1 - The ski stance will be wider (41.6-43.3) because the guys who buy and ride this will be launching from and jumping everything they can find in the backcountry. So a wider ski stance will provide a more stable landing.
2 - The handwarmer and RER controls have been moved from the handlebars to the console.
3 – Weight difference. At 489 lbs., the Freeride is 30 lbs. heavier than a Summit X 154 (459 lbs.). Why the difference? The shocks, reinforced chassis, idler wheels and wider running board all add to the Freeride’s weight.
4 – Sway bar quick disconnect. Sledders can easily disconnect/connect the sway bar without tools, according to their riding preference.

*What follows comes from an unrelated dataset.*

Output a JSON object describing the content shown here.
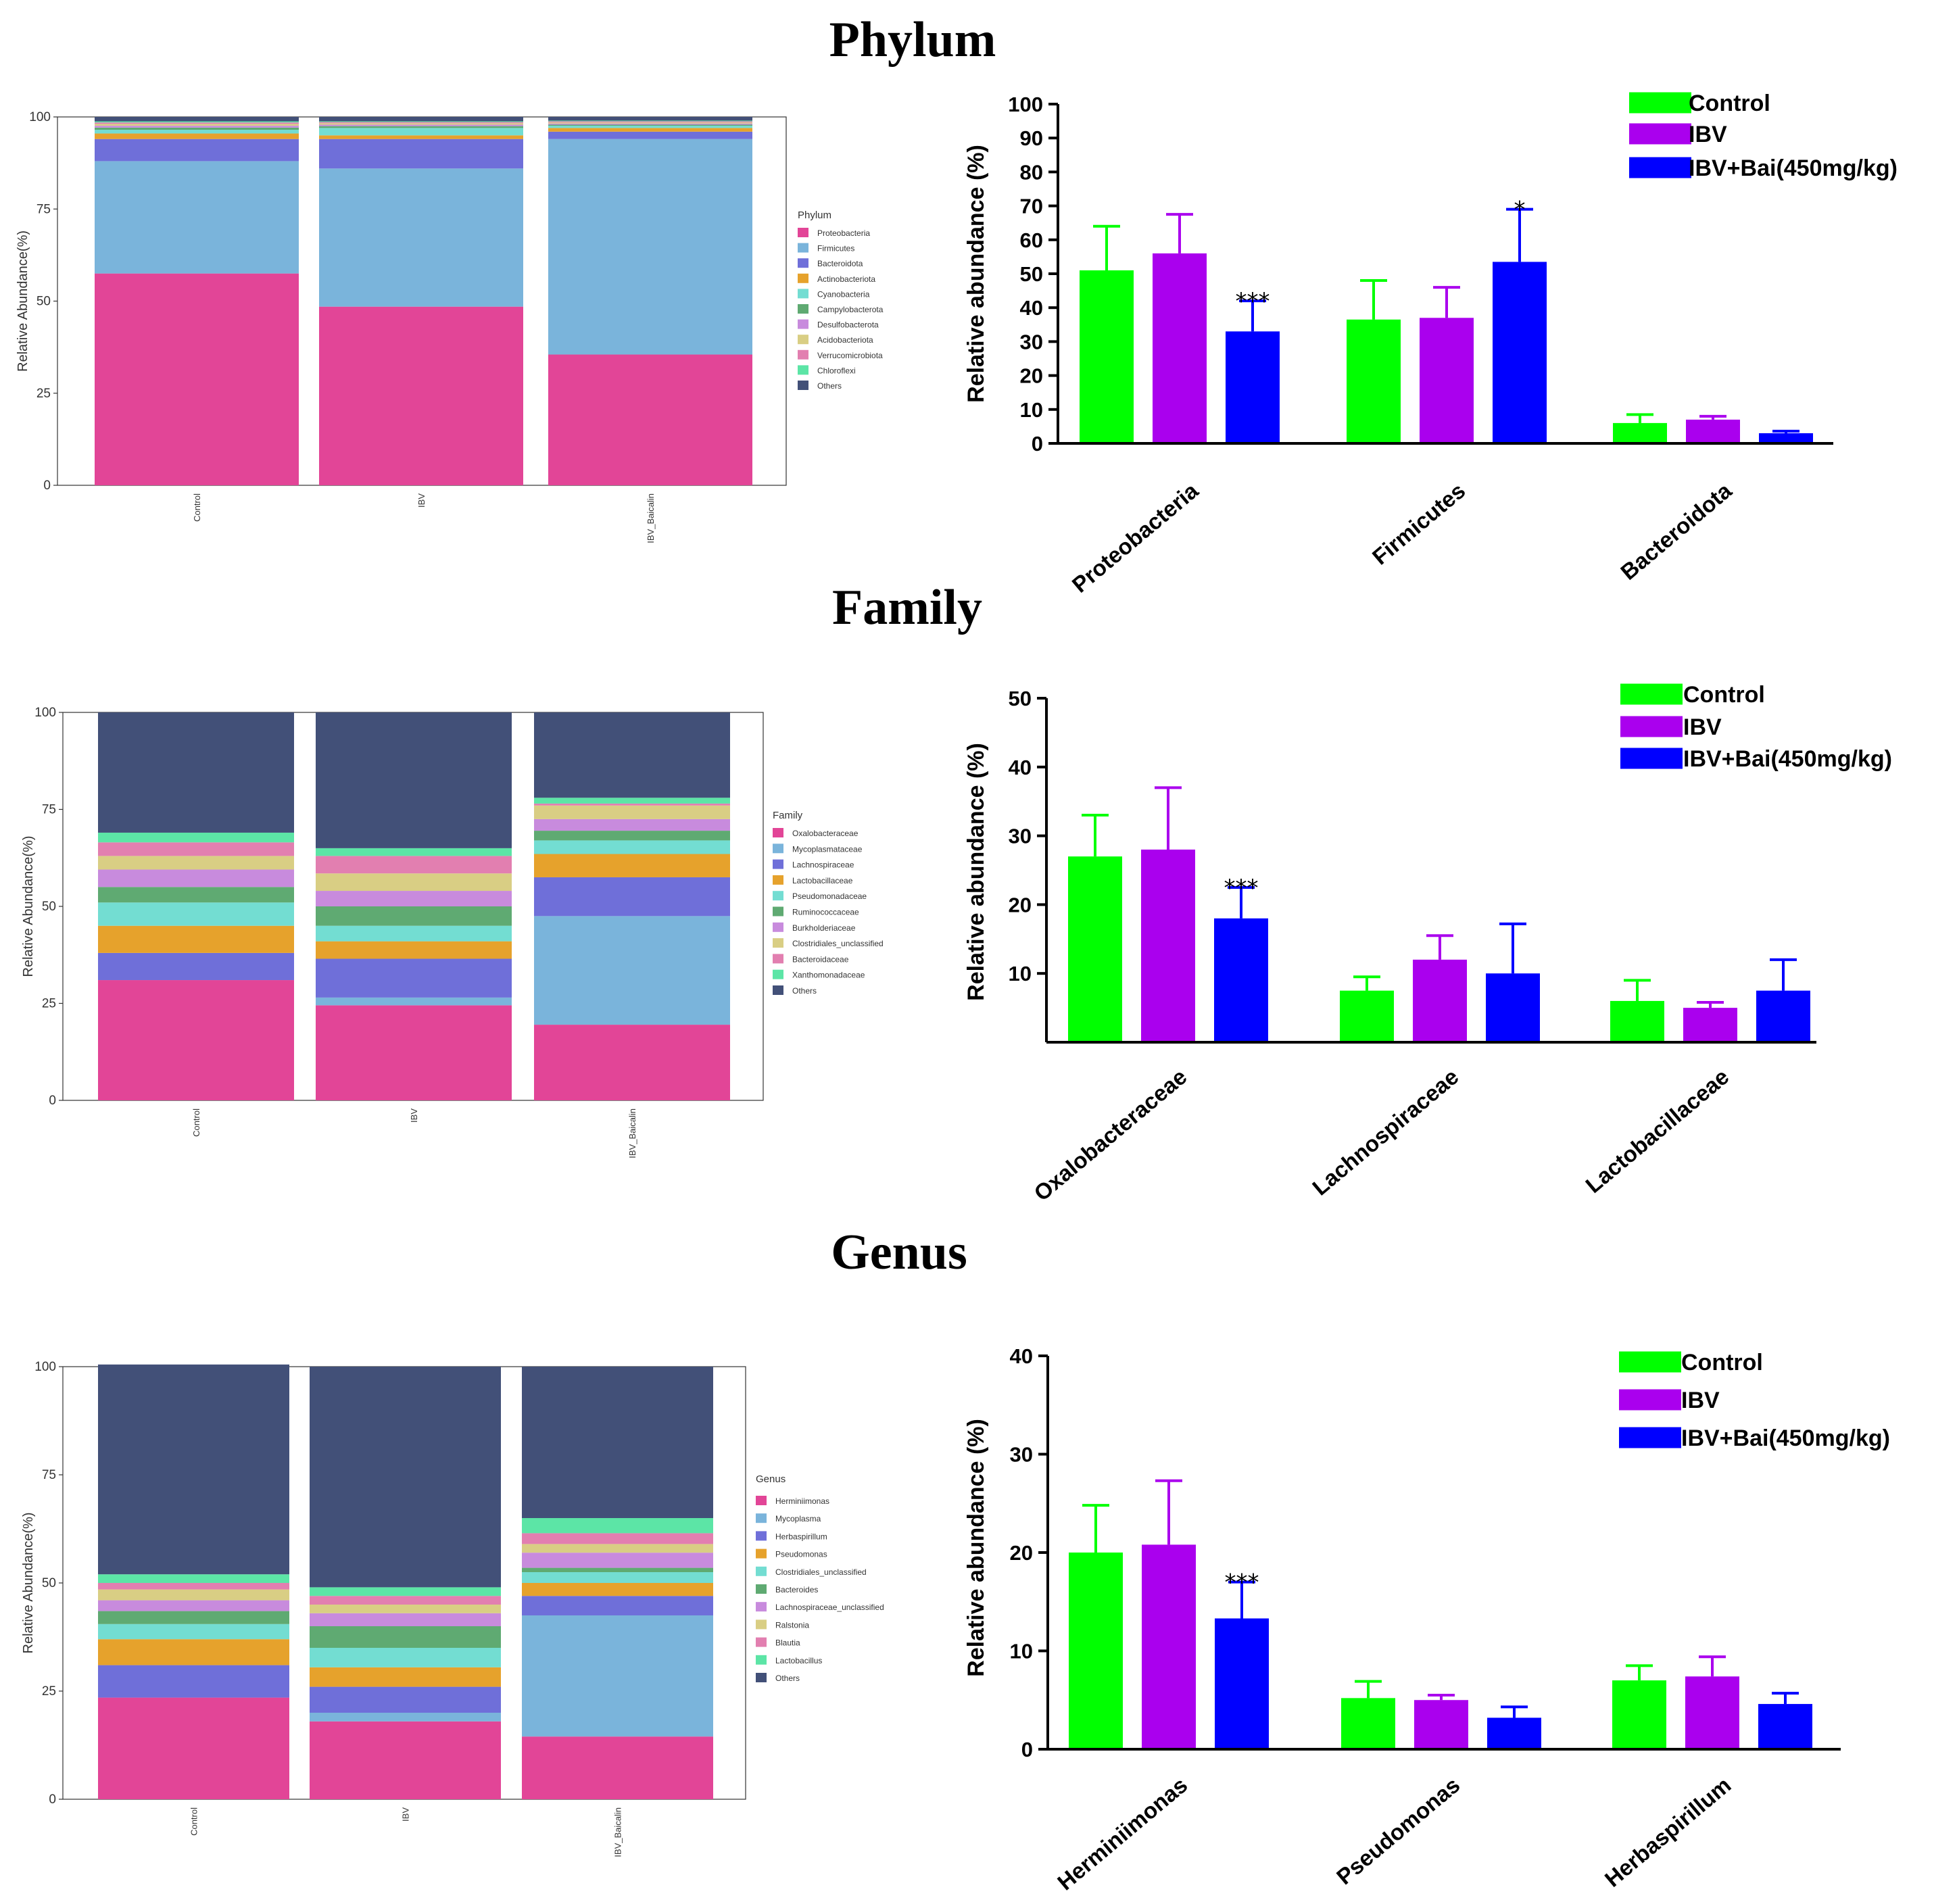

5 – SC-5MR rear suspension. This is the latest version of the Summit’s SC-5M rear suspension. Again, the design is aimed at the freeride segment and will provide better control in freeriding kinds of riding like jumping and landing. The rear arm is mounted 4.5 inches farther back in the rear suspension and a longer rear shock is used to better control transfer on hard acceleration while decreasing chassis pitch. The more rearward mounting position of the rear arm changes the pivot point on the rear skid.
Also, the rear shock valving is softened but the rider can adjust the valving according to the riding conditions for a particular day. Finally, there are reinforced rails and four rear idler wheels for extra durability.
6 – Graphic wraps. Trying to tap into the freeride “culture,” Ski-Doo is offering six different designs in two colors in an accessory wrap kit. Freeride buyers will receive the wrap kit of their choice with their purchase.
A full report on all these changes and how they relate to on-snow performance will come in the fall.